The bargaining unit proposed by workers at SAY Sí, the after-school arts nonprofit, was accepted on Monday by a regional labor board, which also set the union election dates for early March.
Despite arguing in front of the regional labor board that the bargaining unit should be cut nearly in half, SAY Sí’s board of directors offered voluntary recognition to the accepted bargaining unit following the ruling.
Workers said they have not yet formally accepted the board of director’s voluntary recognition because they are waiting to speak with their union representative with the United Professional Organizers (UPO). A National Labor Relations Board (NLRB) union election will be held on March 8 and March 10 if they do not accept voluntary recognition.
Ashley Perez, the visual arts director at SAY Sí who would have been excluded from the vote if the regional labor board sided with the nonprofit’s board of directors, said she’s certain they would win the election if it comes to that.
“We’re a supermajority, there’s not anybody employed at SAY Sí who is not for the union,” Perez said.
The ruling by Region 16 of the NLRB marked the end to months of debate between workers and the nonprofit board over who should be included in the workplace bargaining unit — the group of workers who are allowed to vote and participate in a union.
The ruling was based on November hearings where representatives for the workers and the nonprofit board testified.
SAY Sí’s board had argued that a dozen workers the staff had proposed be in the unit should be excluded because they had supervisory roles, were confidential workers, or were temporary workers. The labor board rejected each of those arguments.

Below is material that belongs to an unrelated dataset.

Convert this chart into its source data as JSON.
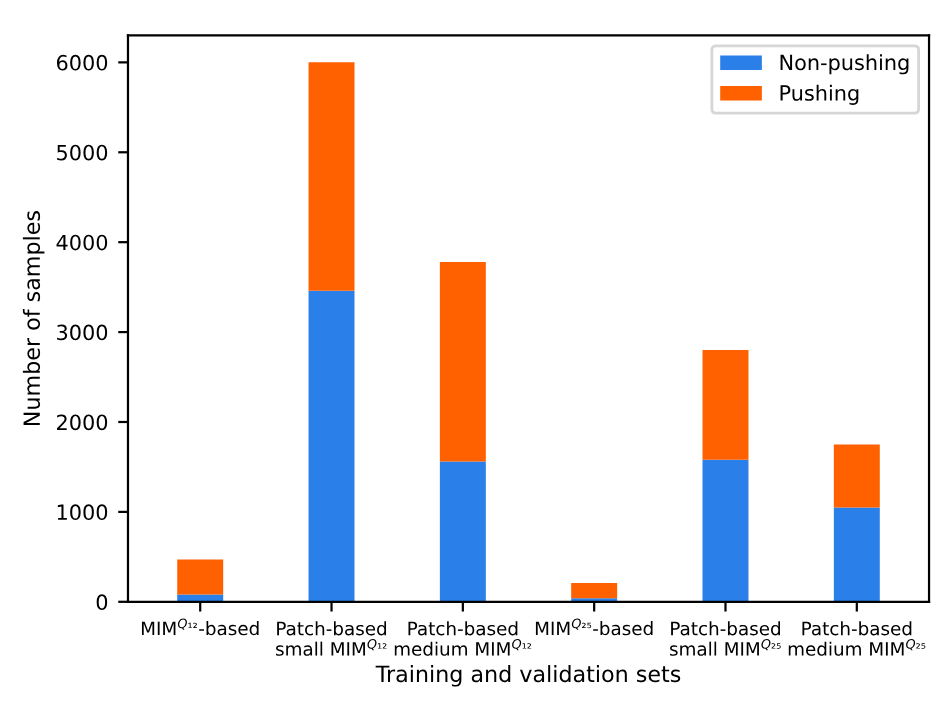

Perez said she and her fellow workers were shocked by the response of their board of directors throughout the unionization effort, which included spending at least $35,000 on law firm Ogletree Deakins.
“I’ll tell you right now, we did not expect for the SAY Si board to prepare by mentioning untrue statements about our work, or inaccurate depictions of the work that we do,” she said. “We seemed to be surprised in every corner of this process.”
In a statement from the board of directors, they said they would not appeal the NLRB decision but would still retain Ogletree Deakins until the matter was resolved.
“We will be 100% accountable to any directives [the NLRB] provide[s],” the statement said. “Ogletree Deakins will continue to support SAY Si as we move through this process.”
The board of directors had earlier come under fire for retaining Ogletree Deakins because workers said the law firm’s history ran counter to the mission and values of SAY Sí.
Following the NLRB ruling, Perez said workers were celebrating. “We all kind of hugged and smiled and did more jumping around and just a little bit of reflecting and being excited,” she said.
Amalia Oritz, the theater arts director at SAY Sí, said despite the offer of voluntary recognition, the board will need to do more to regain workers’ trust.
“We still want to craft a formal response to our board who I believe still needs to claim public responsibility for dragging staff through a lengthy and stressful NLRB hearing, publicly deriding our operations manager for falling behind in her duties (due to the hearing and taking on extra duties from our absence of an [executive director]) and then spending $50,000 on an admin ‘surplus’ at a time that our Operations Manager was requesting help,” Ortiz said. “Relationships need to be repaired.”